|Ph.D Student||Zhutovsky Semion|
|Subject||Mechanisms of Internal Curing of High-Performance|
|Department||Department of Civil and Environmental Engineering||Supervisors||ASSOCIATE PROF. Konstantin Kovler|
|ASSOCIATE PROF. Konstantin Volokh|
|Full Thesis text|
The introduction of new admixtures and cementitious materials allowed the production of a new class of concrete with superior mechanical properties and durability. This new class of concrete was called high-performance concrete (HPC). HPC has its economic benefits, significantly reducing maintenance costs and enhancing service life. Enhanced durability of HPC makes its use very attractive in the environments where ordinary concrete would not suffice. HPC has plenty of merits. However, its use is associated with a variety of problems. Increased tendency to early-age cracking is the principal shortcoming of HPC. The origin of early-age cracking sensitivity of HPC is self-desiccation and autogenous shrinkage. A novel approach to reduce self-desiccation and eliminate autogenous shrinkage has been recently proposed. It suggests incorporating into the mix pre-soaked lightweight aggregate (LWA), which will act as an internal water reservoir preventing reduction of relative humidity and generation of capillary pressure. This method received the name of internal curing (IC). Later, additional materials have been proposed to serve the function of IC agent.

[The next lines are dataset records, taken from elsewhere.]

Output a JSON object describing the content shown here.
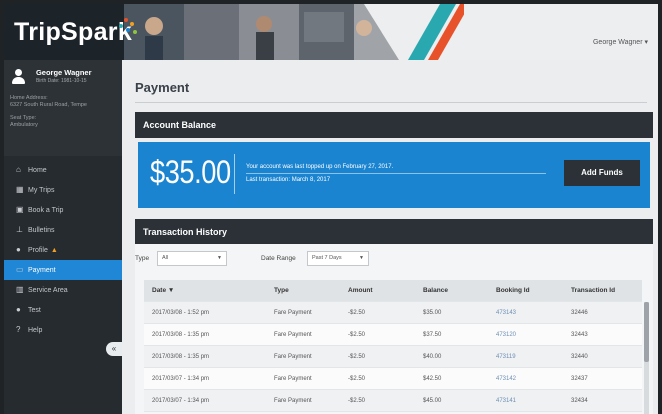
{
  "header": {
    "brand": "TripSpark",
    "user_menu": "George Wagner ▾"
  },
  "sidebar": {
    "profile": {
      "name": "George Wagner",
      "birth_date": "Birth Date: 1981-10-15",
      "address_label": "Home Address:",
      "address": "6327 South Rural Road, Tempe",
      "seat_label": "Seat Type:",
      "seat": "Ambulatory"
    },
    "items": [
      {
        "label": "Home",
        "icon": "home-icon",
        "glyph": "⌂"
      },
      {
        "label": "My Trips",
        "icon": "calendar-icon",
        "glyph": "▦"
      },
      {
        "label": "Book a Trip",
        "icon": "bus-icon",
        "glyph": "▣"
      },
      {
        "label": "Bulletins",
        "icon": "pin-icon",
        "glyph": "⊥"
      },
      {
        "label": "Profile",
        "icon": "user-icon",
        "glyph": "●"
      },
      {
        "label": "Payment",
        "icon": "credit-card-icon",
        "glyph": "▭"
      },
      {
        "label": "Service Area",
        "icon": "map-icon",
        "glyph": "▥"
      },
      {
        "label": "Test",
        "icon": "user-icon",
        "glyph": "●"
      },
      {
        "label": "Help",
        "icon": "question-icon",
        "glyph": "?"
      }
    ],
    "active_index": 5,
    "collapse_glyph": "«"
  },
  "main": {
    "title": "Payment",
    "balance": {
      "heading": "Account Balance",
      "amount": "$35.00",
      "topped_up": "Your account was last topped up on February 27, 2017.",
      "last_transaction": "Last transaction: March 8, 2017",
      "add_funds_label": "Add Funds"
    },
    "history": {
      "heading": "Transaction History",
      "type_label": "Type",
      "type_value": "All",
      "date_range_label": "Date Range",
      "date_range_value": "Past 7 Days",
      "columns": [
        "Date ▼",
        "Type",
        "Amount",
        "Balance",
        "Booking Id",
        "Transaction Id"
      ],
      "rows": [
        [
          "2017/03/08 - 1:52 pm",
          "Fare Payment",
          "-$2.50",
          "$35.00",
          "473143",
          "32446"
        ],
        [
          "2017/03/08 - 1:35 pm",
          "Fare Payment",
          "-$2.50",
          "$37.50",
          "473120",
          "32443"
        ],
        [
          "2017/03/08 - 1:35 pm",
          "Fare Payment",
          "-$2.50",
          "$40.00",
          "473119",
          "32440"
        ],
        [
          "2017/03/07 - 1:34 pm",
          "Fare Payment",
          "-$2.50",
          "$42.50",
          "473142",
          "32437"
        ],
        [
          "2017/03/07 - 1:34 pm",
          "Fare Payment",
          "-$2.50",
          "$45.00",
          "473141",
          "32434"
        ]
      ]
    }
  },
  "colors": {
    "accent": "#1b84d0",
    "sidebar_bg": "#262b30",
    "header_dark": "#2b3137",
    "brand_stripe_teal": "#2aa8b0",
    "brand_stripe_orange": "#e8522a"
  }
}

IC reduces autogenous shrinkage of HPC, therewith the higher the content of IC agent, the lower is autogenous shrinkage. However, introduction of porous IC material into HPC is detrimental to superior mechanical and durability properties of HPC. For mix design optimization and further structural design applications, a comprehension of physics of the process of internal curing that could serve as the basis for assessment of autogenous deformations, the risk of cracking and engineering properties of internally cured HPC is required. An understanding of the basic mechanisms would turn the method of IC into a modern technology.
In the current research, extensive experimental study on the effect of IC on the rate of cement hydration, chemical shrinkage, autogenous deformations, mechanical and durability properties of high-performance cement paste and concrete was conducted. In addition, a comprehensive model that combines chemistry of cement hydration, poromechanics and the microstructural model of cement paste was proposed. The novel approach of combining of chemical, microstructural and mechanical aspects in one model allows taking into account for new mechanisms, such as the chemo-mechanical coupling, osmotic pressure and osmotic flow that were not considered previously. The introduction of new mechanisms offered an explanation for the phenomena of early-age expansion of water-cured cement paste, and the limit of 75% relative humidity for the hydration of cement paste. Furthermore, in the progress of the experimental study, the important recommendations for practical implementation of IC were elaborated.